Fly Me (three quarters of the way) To The Moon?

When the ICO’s annual report was published a few weeks ago, I noted the proliferation of flights taken by ICO staff (which have more than tripled from 2022/2023 to 2023/2024 (from 206 to 774)).

And now, I note a response by the ICO to a WhatDoTheyKnow FOI request asking for the number of (publicly funded) air miles the Information Commissioner himself has flown. The figure is pretty remarkable: 275,182 km, or 171,000 miles.

By my calculations that’s the equivalent of 75% of the way to the moon, or seven times round the world.

It is only fair to note that a large chunk of this consists of flights to the Commissioner’s home country, New Zealand. Anyone can be excused for wanting to visit home, and family.

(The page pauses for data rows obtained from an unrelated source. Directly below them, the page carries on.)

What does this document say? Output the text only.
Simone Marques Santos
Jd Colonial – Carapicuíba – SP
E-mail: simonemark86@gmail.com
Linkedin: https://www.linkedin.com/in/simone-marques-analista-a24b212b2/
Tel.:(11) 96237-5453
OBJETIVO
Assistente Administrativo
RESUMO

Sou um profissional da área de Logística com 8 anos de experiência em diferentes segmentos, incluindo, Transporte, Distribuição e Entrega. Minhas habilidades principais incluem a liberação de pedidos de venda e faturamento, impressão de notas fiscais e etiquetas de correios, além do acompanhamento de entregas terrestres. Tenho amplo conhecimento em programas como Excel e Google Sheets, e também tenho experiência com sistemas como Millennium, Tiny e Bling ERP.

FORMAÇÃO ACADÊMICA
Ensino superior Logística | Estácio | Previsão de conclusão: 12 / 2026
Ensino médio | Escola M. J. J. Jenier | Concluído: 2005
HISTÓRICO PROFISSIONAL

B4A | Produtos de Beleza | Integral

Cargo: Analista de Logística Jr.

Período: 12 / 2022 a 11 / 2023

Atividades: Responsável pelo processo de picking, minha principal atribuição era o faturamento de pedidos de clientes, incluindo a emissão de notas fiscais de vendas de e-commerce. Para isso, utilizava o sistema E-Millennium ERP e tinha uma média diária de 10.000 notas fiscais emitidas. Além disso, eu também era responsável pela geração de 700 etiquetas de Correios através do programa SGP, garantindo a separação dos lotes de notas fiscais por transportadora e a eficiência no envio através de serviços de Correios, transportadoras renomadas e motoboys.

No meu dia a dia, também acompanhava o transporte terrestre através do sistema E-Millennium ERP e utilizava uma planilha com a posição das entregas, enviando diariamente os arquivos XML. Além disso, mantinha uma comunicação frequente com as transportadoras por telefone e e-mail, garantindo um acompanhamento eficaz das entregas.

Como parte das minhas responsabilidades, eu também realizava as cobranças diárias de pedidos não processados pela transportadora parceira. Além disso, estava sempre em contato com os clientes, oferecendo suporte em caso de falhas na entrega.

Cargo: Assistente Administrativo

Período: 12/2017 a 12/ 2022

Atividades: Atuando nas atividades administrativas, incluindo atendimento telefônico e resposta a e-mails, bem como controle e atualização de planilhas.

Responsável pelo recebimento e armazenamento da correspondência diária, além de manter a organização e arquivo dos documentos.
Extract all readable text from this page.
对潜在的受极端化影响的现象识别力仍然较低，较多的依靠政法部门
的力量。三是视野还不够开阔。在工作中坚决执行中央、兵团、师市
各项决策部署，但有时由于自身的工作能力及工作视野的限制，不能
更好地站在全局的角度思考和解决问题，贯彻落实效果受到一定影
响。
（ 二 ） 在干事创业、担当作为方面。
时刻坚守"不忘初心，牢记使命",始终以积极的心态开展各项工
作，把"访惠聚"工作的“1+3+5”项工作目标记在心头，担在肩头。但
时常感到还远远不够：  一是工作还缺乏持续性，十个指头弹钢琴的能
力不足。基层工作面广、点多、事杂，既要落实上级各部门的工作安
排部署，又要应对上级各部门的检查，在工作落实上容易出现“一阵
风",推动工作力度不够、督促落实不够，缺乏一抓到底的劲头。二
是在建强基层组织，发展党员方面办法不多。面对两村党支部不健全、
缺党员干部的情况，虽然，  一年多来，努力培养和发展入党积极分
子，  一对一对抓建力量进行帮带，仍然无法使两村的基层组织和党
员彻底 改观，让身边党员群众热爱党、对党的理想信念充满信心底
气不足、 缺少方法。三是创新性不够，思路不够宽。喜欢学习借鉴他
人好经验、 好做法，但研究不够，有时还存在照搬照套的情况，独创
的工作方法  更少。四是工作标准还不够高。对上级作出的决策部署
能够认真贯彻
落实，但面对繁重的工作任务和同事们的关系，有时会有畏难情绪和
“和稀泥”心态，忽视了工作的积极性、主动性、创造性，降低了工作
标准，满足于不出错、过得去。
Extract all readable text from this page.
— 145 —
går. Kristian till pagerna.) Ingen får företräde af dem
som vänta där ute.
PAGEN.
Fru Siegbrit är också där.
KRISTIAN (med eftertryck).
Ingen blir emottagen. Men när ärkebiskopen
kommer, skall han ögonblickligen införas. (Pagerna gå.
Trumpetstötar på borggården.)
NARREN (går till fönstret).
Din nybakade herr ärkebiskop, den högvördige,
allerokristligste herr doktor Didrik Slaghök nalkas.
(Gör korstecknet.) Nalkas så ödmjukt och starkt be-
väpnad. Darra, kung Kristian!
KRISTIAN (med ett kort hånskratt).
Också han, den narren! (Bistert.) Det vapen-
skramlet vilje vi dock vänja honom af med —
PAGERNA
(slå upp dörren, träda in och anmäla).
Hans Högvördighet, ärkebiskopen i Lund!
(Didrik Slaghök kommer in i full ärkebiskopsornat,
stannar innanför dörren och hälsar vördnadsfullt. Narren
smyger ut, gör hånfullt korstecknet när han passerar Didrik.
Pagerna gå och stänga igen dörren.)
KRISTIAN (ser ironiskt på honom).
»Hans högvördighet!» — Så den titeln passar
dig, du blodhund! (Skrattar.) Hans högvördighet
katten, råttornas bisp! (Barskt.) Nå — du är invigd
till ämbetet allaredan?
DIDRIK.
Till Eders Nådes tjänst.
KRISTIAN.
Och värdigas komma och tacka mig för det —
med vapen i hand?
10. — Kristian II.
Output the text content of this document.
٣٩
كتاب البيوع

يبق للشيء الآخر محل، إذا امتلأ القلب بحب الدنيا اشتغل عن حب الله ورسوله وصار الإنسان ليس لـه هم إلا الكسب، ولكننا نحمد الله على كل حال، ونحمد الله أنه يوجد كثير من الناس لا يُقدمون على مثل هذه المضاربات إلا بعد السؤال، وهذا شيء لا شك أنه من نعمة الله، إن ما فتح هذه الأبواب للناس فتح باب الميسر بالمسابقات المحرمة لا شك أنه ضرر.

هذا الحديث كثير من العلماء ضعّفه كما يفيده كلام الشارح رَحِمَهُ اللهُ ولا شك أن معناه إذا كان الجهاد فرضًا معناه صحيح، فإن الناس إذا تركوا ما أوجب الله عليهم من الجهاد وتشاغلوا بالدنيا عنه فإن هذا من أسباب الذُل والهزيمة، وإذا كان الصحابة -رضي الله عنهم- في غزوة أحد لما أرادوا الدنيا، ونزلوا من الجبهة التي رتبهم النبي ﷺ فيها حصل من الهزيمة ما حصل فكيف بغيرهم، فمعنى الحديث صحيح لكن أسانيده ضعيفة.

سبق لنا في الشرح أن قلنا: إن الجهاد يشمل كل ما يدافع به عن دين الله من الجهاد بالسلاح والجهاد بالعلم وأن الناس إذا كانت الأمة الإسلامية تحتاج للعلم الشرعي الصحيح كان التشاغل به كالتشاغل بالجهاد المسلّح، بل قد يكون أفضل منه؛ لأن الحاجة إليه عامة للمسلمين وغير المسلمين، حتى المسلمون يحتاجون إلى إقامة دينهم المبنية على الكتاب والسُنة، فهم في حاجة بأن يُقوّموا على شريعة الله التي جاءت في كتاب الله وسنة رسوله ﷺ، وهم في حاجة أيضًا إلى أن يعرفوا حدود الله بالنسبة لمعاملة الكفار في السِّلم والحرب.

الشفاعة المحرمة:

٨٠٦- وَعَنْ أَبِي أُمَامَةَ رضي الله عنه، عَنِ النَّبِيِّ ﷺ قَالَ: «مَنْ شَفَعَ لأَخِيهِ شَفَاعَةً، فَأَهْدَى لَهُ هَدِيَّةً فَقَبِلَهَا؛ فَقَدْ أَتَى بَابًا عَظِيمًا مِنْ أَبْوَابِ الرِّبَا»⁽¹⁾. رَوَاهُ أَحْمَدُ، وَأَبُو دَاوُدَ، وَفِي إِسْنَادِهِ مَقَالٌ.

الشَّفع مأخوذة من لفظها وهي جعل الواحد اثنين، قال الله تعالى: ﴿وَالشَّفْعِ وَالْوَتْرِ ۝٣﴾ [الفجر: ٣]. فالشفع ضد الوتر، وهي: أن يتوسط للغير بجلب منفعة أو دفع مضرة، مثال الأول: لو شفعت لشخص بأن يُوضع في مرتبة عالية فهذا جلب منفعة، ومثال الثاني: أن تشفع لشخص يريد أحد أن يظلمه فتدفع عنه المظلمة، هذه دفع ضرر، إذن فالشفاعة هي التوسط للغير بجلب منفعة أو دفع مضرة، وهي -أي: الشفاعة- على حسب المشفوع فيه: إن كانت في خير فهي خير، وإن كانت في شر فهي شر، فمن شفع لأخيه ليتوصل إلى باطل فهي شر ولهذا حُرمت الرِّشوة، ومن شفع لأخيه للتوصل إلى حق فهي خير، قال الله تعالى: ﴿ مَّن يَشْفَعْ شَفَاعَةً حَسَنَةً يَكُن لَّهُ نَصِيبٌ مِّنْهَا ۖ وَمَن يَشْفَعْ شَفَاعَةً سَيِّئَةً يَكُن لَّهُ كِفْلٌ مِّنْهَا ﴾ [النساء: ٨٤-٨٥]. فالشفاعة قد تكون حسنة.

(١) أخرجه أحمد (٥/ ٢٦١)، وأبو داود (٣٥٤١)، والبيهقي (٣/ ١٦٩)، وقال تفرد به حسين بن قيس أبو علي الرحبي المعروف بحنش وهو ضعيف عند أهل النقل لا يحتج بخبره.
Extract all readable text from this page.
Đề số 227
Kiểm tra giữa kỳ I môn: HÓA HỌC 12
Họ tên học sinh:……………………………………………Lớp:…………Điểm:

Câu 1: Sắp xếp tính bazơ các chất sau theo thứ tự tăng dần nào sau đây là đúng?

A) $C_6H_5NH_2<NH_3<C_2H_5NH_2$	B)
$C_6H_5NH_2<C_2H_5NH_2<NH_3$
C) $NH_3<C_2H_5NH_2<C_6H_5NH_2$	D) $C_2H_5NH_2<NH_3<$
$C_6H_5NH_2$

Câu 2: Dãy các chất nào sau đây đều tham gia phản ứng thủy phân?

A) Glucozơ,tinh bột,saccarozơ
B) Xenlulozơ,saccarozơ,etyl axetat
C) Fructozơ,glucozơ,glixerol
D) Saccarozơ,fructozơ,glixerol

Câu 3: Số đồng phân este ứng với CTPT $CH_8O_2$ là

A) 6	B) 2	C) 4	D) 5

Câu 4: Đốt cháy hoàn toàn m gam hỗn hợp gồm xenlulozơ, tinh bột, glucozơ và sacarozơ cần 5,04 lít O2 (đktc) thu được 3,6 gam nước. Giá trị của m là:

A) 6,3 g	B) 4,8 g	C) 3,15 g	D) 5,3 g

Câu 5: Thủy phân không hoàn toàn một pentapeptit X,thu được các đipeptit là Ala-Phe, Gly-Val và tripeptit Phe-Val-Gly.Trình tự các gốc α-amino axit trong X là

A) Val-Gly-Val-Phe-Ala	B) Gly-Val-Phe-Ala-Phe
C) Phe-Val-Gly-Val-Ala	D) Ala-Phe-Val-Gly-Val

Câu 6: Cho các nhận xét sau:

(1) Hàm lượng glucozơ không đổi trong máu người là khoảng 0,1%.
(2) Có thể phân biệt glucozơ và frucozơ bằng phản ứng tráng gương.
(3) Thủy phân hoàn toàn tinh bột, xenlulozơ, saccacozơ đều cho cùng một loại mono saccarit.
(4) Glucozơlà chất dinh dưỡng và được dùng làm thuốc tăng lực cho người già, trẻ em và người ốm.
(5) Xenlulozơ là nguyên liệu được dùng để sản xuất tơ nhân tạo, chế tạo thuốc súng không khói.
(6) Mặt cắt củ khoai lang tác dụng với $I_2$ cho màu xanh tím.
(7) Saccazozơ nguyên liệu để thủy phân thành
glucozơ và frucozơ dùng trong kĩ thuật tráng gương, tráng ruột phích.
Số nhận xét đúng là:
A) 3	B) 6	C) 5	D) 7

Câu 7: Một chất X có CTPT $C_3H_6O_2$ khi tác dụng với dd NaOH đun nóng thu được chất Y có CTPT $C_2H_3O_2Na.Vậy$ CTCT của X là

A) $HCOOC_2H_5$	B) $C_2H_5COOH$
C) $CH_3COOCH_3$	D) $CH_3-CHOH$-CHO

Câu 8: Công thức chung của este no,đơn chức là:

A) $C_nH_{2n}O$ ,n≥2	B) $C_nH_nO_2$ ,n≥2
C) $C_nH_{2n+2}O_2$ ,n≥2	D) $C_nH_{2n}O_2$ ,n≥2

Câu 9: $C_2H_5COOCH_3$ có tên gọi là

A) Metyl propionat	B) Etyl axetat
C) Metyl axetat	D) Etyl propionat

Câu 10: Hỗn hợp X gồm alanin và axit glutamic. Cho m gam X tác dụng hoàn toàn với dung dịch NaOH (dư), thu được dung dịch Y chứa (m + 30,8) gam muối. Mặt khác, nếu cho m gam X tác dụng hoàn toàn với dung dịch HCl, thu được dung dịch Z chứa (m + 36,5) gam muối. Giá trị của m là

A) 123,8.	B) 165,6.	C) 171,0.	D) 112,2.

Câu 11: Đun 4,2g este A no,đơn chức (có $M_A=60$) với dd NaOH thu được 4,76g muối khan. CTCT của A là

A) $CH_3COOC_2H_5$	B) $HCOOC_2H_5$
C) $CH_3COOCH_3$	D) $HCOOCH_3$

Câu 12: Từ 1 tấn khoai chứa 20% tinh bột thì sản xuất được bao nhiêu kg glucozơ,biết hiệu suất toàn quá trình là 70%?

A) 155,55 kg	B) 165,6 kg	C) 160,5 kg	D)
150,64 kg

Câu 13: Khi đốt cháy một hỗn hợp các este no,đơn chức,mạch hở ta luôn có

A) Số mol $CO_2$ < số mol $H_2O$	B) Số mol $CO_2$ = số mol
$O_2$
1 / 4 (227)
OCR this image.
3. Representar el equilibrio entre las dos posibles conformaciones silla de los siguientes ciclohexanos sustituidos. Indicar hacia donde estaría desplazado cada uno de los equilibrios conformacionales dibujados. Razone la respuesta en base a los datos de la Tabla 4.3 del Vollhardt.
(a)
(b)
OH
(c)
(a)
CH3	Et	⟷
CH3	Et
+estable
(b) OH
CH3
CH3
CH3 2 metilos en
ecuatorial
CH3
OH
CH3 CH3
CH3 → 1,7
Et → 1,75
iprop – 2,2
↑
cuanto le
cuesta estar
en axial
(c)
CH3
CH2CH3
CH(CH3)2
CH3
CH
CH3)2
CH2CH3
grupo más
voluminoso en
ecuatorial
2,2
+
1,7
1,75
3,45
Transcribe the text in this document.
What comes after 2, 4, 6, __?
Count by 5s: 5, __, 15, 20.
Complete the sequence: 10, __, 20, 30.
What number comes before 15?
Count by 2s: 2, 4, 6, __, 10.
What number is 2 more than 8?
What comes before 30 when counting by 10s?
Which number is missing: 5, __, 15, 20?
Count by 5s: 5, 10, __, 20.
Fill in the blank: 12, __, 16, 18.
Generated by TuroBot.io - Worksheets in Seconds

But the ICO has an Environment Policy, which commits it to “minimising damaging environmental impacts which may arise from the conduct of our activity”, and the government which recommended his appointment to the Crown published its “Jet Zero” strategy only months after he had been appointed.

Did anyone at DCMS consider the environmental impact of appointing a Commissioner whose home is on the other side of the world? Is anyone at the ICO considering whether it is complying with its own Policy (and maybe just general environmental ethics) when racking up the numbers of flights?

The views in this post (and indeed most posts on this blog) are my personal ones, and do not represent the views of any organisation I am involved with.